Capt. Hill and his wire crew had made two previous attempts to lay wire across the river. When shore to shore communication was established on this third try, he found that he was unable to establish direct contact with the assault elements because of a lack of Battalion wire facilities. To provide the forward elements with effective artillery support and to provide Regimental Headquarters with as much information as possible, he established himself as a forward observer, making quick transmissions directly to the Regimental CP Another wireman, S/Sgt. Mark R. Gates of Hq Co., 2nd Battalion, was ordered to bring two assault boats down the Rhine three quarters of a mile to a point where wire communications were to be laid to the CPs of the 1st and 2nd Battalions. He had gone about 100 yards when the enemy began covering that sector of the river with heavy 20mm and machine gun fire. At the risk of his life he continued his mission and reached his destination at the appointed time, making possible the establishment of communications.

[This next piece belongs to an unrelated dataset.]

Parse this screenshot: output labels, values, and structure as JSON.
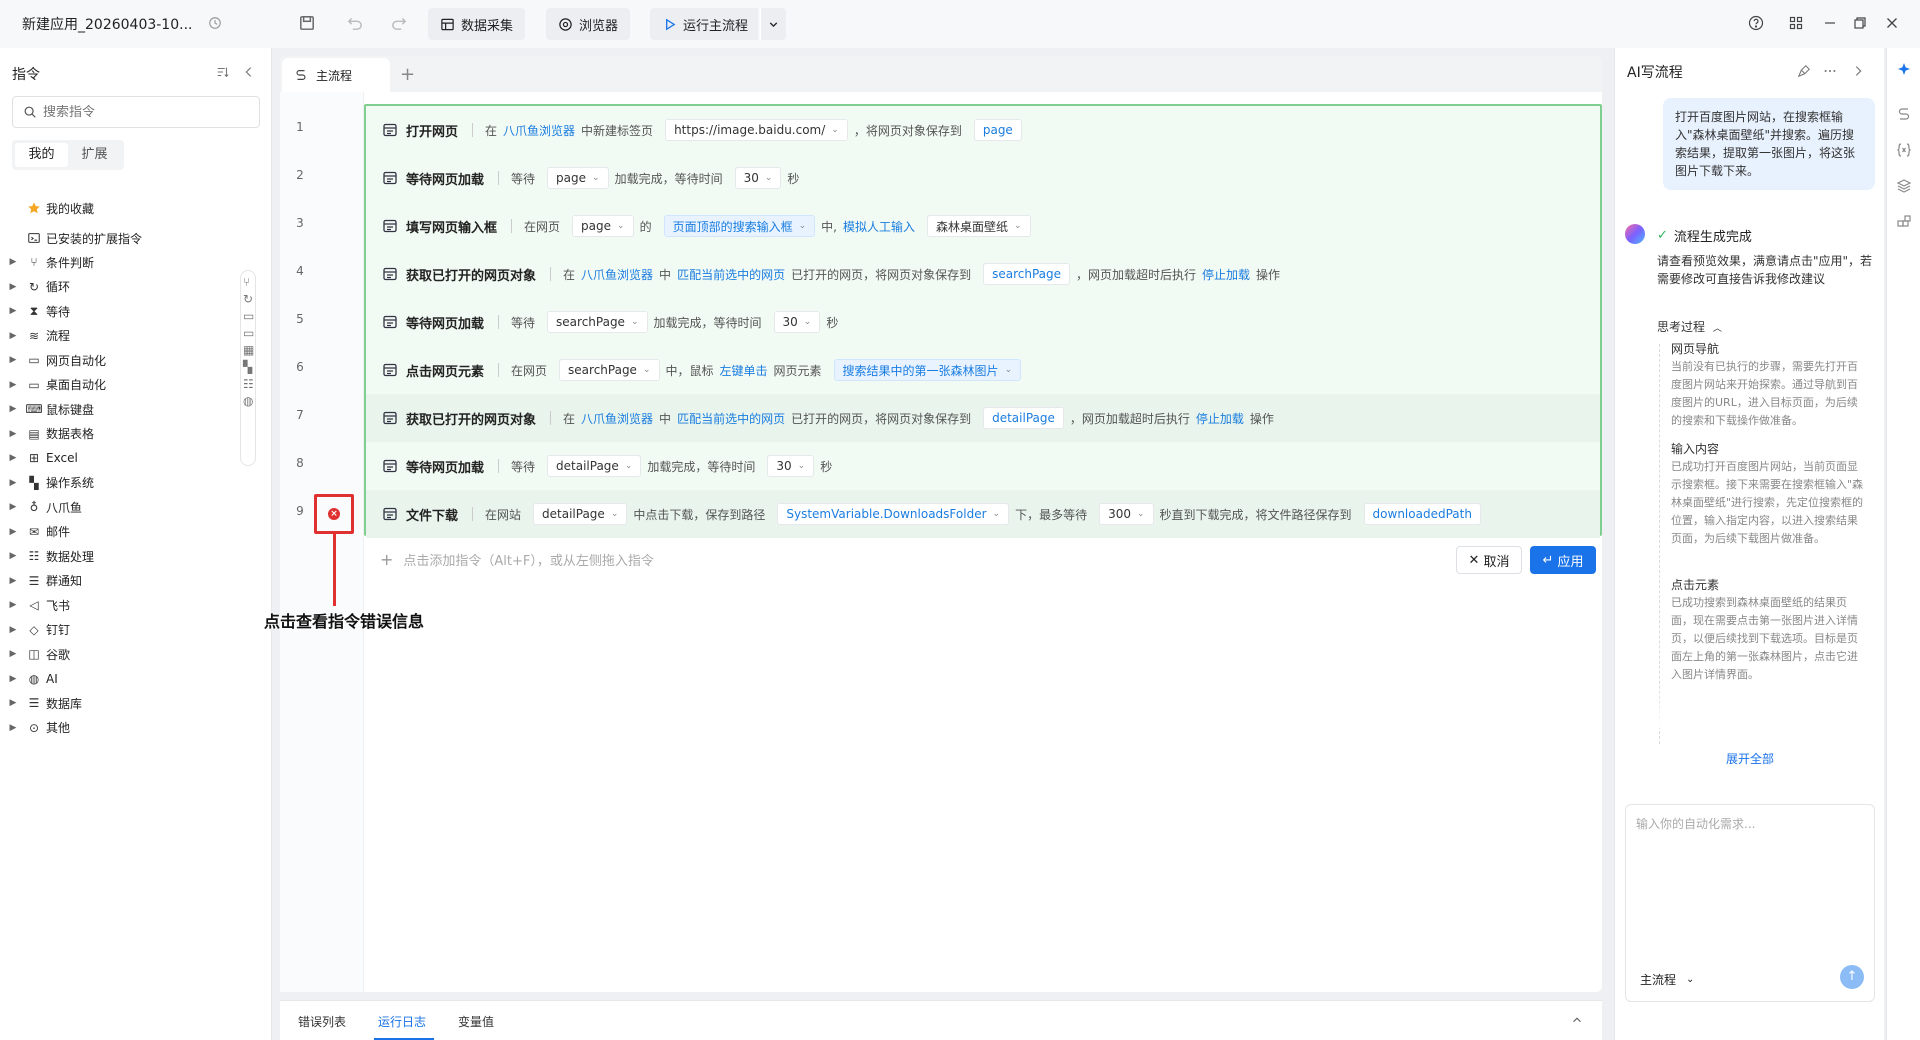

The commanding officers of both the assault Battalions were decorated with a Bronze Star Medal for their work in leading their groups in the Rhine crossing. "Showing courage, energy, great resolution and excellent tactical judgment," read the citation of Lt. Col. Thomas G. Davidson, 1st Battalion CO, "he pushed the attack of his Battalion in the face of heavy fire (and a swift and treacherous current. Despite severe losses, his Battalion established a beachhead east of the river leading to the prompt defeat of enemy resistance in that area."
The citation of Lt. Col. Henry K Benson, CO of the 2nd Battalion, pointed to his determination, resourcefulness and coolness under fire at a critical time when initial attempts to cross the river were repulsed with heavy losses.
Maj. Gen. Thomas D. Finley, Division Commanding General, issued the following memorandum on the river crossing: "At 0200,26 March, the division began its crossing of the Rhine in assault boats manned by men of the 1st Battalion, 353rd Infantry, and 1st and 2nd Battalions, 354th Infantry. By nightfall of the same day eight infantry battalions were across the river. The attack was splendidly supported by our artillery and other weapons. Our engineers assisted Corps engineers in the dangerous work of handling boats and rafts. Our medical men were close behind the fighting troops. The Germans strongly defended the river bank and the leading waves were met by fire from machine guns, 20mm antiaircraft and artillery. Losses were heavy but there was no faltering. The boats went on and our troops landed and attacked the enemy wherever they found him. Many of these officers and men were under fire for the first time and all were new to battle. Their behavior showed the highest type of courage. "In this crossing the staff work and the performance of all the service elements was excellent.